Several forgotten goals rise. A handful of low-stakes league goals scored under absurd conditions outscore famous final-winners. They never get clipped. The algorithm finds them anyway. That is the point.
The methodology is public
The full input list, the weighting approach, and the validation framework are above. Anyone with tracking data and a willingness to do the work can build a version of this. Nobody has, in public, because the incentives in football media reward narrative and tribal alignment, not method.
The methodology is the open layer. The data pipeline, the live rankings, the model maintained over time. That is a separate question. This piece exists so the next "Goal of the Year" debate can at least be argued on shared ground.
If you have read this far and you want to see the rankings the methodology produces, those are in the rest of the series. The first one is the Messi versus Ronaldo question, settled in 2023 and ignored ever since.
Frequently Asked Questions
What is the goal-difficulty algorithm?
The goal-difficulty algorithm ranks goals by how hard they were to score rather than how good they look. It measures eight inputs at the moment of contact, including shot location, defensive pressure, goalkeeper position, and body part, and weights each input by how strongly it predicts a goal not being scored from comparable situations.

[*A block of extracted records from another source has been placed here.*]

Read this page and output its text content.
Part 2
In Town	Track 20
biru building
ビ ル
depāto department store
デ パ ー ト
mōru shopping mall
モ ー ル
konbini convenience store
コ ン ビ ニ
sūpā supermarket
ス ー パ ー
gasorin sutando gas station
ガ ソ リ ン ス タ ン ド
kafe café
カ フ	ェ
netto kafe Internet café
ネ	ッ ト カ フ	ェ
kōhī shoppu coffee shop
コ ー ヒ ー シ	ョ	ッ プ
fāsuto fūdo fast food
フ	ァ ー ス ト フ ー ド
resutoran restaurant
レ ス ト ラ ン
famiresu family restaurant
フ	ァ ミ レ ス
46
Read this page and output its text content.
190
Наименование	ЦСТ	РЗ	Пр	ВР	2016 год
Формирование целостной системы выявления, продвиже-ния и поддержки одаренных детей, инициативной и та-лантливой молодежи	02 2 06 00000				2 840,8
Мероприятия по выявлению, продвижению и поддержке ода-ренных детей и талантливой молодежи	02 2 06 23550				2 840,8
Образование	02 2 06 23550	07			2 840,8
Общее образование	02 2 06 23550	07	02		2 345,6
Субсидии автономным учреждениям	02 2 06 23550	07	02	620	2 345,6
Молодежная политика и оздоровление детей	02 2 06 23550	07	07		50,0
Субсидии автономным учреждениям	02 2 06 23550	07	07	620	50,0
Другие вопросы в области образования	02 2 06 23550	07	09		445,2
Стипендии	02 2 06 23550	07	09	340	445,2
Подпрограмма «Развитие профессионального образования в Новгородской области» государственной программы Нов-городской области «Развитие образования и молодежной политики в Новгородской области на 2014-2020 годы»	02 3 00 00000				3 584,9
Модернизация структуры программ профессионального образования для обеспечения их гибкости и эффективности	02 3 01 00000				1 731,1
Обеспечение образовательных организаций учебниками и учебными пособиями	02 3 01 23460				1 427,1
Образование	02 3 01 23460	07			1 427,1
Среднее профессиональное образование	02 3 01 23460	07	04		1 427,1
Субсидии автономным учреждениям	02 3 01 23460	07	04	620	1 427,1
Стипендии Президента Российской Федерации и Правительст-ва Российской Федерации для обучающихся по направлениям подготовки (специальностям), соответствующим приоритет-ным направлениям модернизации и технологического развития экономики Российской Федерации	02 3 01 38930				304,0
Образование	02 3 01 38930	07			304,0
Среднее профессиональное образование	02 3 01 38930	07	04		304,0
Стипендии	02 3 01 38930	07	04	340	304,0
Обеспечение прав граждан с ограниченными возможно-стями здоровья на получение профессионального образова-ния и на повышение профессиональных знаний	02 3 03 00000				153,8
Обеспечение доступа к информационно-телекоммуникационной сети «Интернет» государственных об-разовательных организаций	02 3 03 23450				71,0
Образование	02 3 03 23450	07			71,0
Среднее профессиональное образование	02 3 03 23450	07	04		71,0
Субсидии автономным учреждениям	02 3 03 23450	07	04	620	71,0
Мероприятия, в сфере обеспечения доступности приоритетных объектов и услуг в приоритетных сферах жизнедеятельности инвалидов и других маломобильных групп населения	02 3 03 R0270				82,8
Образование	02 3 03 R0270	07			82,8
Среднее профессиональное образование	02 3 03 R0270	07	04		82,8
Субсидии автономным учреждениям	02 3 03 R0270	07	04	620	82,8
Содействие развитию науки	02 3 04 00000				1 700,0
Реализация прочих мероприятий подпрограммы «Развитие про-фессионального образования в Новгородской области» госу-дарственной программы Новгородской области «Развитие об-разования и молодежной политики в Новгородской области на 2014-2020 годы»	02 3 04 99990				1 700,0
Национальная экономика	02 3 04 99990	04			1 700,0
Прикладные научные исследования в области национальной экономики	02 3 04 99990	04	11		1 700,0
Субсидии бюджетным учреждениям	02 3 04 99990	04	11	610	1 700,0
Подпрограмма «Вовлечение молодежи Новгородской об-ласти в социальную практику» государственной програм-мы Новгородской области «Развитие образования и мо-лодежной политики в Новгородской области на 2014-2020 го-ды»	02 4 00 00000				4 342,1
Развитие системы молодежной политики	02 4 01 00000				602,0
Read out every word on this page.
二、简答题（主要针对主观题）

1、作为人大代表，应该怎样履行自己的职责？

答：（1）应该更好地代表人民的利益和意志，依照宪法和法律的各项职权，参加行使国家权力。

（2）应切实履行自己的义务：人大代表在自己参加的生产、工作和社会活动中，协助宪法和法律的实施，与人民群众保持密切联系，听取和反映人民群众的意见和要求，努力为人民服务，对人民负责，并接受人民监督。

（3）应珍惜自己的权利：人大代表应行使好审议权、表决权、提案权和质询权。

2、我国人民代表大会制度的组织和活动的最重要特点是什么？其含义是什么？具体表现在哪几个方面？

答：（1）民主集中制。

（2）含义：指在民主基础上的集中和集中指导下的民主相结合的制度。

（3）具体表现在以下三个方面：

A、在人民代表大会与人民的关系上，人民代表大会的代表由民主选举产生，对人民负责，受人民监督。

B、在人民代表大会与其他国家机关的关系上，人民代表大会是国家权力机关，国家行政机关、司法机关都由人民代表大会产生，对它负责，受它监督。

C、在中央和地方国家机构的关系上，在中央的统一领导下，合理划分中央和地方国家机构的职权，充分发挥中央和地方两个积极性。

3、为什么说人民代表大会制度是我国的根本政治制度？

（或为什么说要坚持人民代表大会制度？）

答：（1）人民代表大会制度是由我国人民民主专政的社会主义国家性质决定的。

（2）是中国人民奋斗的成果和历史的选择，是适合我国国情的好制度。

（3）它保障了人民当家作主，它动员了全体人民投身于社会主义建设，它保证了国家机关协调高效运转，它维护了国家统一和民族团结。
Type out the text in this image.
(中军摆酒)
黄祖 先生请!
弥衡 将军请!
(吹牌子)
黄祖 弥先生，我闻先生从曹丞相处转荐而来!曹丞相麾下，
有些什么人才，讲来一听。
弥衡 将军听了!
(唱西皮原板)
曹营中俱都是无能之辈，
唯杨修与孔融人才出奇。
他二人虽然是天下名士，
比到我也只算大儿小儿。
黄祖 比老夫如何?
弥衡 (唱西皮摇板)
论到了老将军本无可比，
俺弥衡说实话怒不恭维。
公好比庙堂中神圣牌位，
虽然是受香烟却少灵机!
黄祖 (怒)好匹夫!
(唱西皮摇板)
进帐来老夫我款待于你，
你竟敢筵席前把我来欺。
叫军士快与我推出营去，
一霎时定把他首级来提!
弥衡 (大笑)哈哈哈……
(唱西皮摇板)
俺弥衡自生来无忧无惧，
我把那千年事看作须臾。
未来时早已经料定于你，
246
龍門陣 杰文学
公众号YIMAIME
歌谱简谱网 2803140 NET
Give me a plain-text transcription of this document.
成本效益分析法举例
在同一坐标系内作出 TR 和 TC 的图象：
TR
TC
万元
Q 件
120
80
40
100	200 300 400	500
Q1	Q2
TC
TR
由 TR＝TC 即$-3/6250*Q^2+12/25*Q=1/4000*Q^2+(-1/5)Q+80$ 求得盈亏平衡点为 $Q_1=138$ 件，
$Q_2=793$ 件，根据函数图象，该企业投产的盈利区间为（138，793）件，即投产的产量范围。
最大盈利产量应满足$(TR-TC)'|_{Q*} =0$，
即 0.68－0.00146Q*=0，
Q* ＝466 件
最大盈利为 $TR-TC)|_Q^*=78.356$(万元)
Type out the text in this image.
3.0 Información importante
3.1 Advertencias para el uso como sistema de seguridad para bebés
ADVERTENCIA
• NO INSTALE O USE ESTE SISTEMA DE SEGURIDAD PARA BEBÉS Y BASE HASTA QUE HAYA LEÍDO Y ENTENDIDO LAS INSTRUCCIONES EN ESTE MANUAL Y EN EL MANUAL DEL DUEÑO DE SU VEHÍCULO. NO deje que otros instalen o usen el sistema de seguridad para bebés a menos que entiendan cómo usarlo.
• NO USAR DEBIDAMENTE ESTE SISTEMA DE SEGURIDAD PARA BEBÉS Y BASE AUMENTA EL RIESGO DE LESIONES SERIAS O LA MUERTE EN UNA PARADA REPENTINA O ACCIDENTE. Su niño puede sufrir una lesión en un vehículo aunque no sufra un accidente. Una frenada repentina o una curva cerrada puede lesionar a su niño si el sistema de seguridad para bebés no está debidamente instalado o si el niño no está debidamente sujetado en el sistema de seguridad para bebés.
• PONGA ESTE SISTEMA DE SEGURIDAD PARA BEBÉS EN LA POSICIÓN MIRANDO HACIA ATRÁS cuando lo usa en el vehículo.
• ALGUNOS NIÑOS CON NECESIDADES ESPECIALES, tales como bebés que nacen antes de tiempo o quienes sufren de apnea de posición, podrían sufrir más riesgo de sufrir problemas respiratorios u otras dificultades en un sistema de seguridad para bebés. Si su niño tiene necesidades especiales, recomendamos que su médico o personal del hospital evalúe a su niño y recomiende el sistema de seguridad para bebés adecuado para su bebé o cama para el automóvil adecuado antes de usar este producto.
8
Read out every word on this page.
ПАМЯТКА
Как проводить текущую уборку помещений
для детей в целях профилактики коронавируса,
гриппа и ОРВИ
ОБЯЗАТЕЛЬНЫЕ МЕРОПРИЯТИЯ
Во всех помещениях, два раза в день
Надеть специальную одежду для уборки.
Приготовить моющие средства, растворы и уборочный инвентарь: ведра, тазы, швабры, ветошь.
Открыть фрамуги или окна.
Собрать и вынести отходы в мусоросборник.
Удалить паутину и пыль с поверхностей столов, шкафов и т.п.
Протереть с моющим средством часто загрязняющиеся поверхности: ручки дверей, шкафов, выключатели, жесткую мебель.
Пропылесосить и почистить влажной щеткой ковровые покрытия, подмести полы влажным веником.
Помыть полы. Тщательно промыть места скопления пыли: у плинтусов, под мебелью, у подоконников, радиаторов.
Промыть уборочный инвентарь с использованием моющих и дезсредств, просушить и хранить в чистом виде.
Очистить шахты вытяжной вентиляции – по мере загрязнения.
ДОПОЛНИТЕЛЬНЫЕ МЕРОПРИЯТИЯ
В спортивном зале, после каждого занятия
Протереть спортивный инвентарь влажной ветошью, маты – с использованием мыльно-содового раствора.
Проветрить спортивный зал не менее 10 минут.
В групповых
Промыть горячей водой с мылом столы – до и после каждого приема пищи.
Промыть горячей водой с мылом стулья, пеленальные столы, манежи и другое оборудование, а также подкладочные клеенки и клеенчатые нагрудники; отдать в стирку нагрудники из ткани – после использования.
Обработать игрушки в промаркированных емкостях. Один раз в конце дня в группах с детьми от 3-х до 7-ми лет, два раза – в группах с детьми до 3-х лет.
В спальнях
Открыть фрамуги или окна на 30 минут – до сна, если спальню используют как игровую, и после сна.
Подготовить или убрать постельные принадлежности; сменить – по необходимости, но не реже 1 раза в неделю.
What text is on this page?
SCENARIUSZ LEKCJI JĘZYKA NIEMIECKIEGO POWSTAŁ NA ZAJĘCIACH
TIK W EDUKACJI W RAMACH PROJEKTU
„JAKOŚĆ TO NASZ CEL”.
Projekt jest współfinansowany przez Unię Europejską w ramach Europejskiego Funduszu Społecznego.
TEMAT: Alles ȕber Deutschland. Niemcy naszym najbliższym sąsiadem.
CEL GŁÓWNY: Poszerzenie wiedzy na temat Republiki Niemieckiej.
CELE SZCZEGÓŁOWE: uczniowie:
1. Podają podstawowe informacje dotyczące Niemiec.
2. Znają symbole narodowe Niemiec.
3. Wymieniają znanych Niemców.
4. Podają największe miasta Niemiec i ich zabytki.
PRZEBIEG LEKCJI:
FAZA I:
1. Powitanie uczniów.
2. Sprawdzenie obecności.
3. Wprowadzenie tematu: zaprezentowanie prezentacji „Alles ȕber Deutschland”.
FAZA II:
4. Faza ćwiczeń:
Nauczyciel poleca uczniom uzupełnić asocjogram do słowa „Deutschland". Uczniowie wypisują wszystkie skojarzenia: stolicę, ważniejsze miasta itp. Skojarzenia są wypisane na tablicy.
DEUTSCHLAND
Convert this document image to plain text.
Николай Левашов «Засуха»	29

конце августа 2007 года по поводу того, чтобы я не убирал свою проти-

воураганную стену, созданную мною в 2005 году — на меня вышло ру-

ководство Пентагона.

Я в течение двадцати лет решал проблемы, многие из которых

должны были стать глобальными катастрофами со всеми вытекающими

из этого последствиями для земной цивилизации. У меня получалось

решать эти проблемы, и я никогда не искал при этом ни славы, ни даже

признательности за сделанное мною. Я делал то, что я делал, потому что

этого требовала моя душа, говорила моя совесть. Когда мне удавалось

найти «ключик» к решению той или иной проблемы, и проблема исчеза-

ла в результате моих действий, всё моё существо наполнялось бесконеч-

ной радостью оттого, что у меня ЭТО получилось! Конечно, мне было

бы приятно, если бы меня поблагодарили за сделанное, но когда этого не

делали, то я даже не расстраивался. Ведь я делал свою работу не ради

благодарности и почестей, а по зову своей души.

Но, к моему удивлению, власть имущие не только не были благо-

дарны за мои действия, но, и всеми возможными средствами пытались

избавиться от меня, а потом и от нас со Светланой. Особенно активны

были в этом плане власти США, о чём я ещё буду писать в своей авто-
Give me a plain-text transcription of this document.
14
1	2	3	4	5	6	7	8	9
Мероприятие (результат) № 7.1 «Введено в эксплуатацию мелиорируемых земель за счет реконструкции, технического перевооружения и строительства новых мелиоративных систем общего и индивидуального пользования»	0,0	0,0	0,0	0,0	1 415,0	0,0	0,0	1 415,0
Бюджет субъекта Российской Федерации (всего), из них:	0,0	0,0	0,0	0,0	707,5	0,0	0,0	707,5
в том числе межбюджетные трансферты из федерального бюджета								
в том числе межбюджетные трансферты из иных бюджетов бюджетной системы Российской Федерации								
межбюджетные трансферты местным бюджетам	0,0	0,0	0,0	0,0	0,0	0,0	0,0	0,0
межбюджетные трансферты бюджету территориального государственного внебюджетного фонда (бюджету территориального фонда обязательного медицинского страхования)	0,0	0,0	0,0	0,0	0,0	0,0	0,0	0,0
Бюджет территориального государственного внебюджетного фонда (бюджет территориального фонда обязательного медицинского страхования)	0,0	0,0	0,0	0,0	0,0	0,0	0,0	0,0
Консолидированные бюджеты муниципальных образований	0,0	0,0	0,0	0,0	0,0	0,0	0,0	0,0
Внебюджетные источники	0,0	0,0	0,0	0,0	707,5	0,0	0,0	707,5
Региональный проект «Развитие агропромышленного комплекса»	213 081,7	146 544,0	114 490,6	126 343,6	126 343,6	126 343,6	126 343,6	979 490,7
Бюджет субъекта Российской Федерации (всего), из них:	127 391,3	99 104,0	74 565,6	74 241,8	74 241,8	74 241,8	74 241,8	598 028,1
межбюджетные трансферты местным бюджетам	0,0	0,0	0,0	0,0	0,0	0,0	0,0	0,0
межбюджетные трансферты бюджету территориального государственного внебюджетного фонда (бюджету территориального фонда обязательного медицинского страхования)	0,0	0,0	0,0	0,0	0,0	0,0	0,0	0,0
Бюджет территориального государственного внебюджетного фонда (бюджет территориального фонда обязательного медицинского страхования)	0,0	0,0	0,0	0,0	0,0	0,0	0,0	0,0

Is goal difficulty the same as expected goals (xG)?
No. Expected goals measures the probability that a shot becomes a goal from a given position. Goal difficulty measures how hard the finish was to execute given the constraints the player faced. A penalty has high xG and low difficulty. A bicycle kick under pressure has low xG and high difficulty. They answer different questions.
How is a goal-difficulty score calculated?
Each of the eight inputs is weighted by its marginal contribution to whether comparable shots are missed. Distance from goal carries the heaviest weight because it has the strongest empirical effect on conversion. Body part and obstructed vision carry meaningful weight. Game state is scored separately, because it changes how much a goal mattered, not how hard it was to score.
Can you objectively rank the best goals?
You can objectively rank how difficult goals were to score, using measurable inputs at the moment of contact. You cannot objectively rank how memorable or important they were, because those depend on context and emotion. Most "greatest goal" lists conflate the two. The goal-difficulty algorithm separates them and scores only difficulty.
Why are most "goal of the year" awards biased?
Awards like the FIFA Puskás are decided by public vote and panel selection, which measure popularity, not difficulty. Goals scored in widely broadcast leagues win more often because more people see and share them. Free kicks and long-range strikes win more often because they photograph well, even though they are frequently easier than tight-angle finishes through traffic.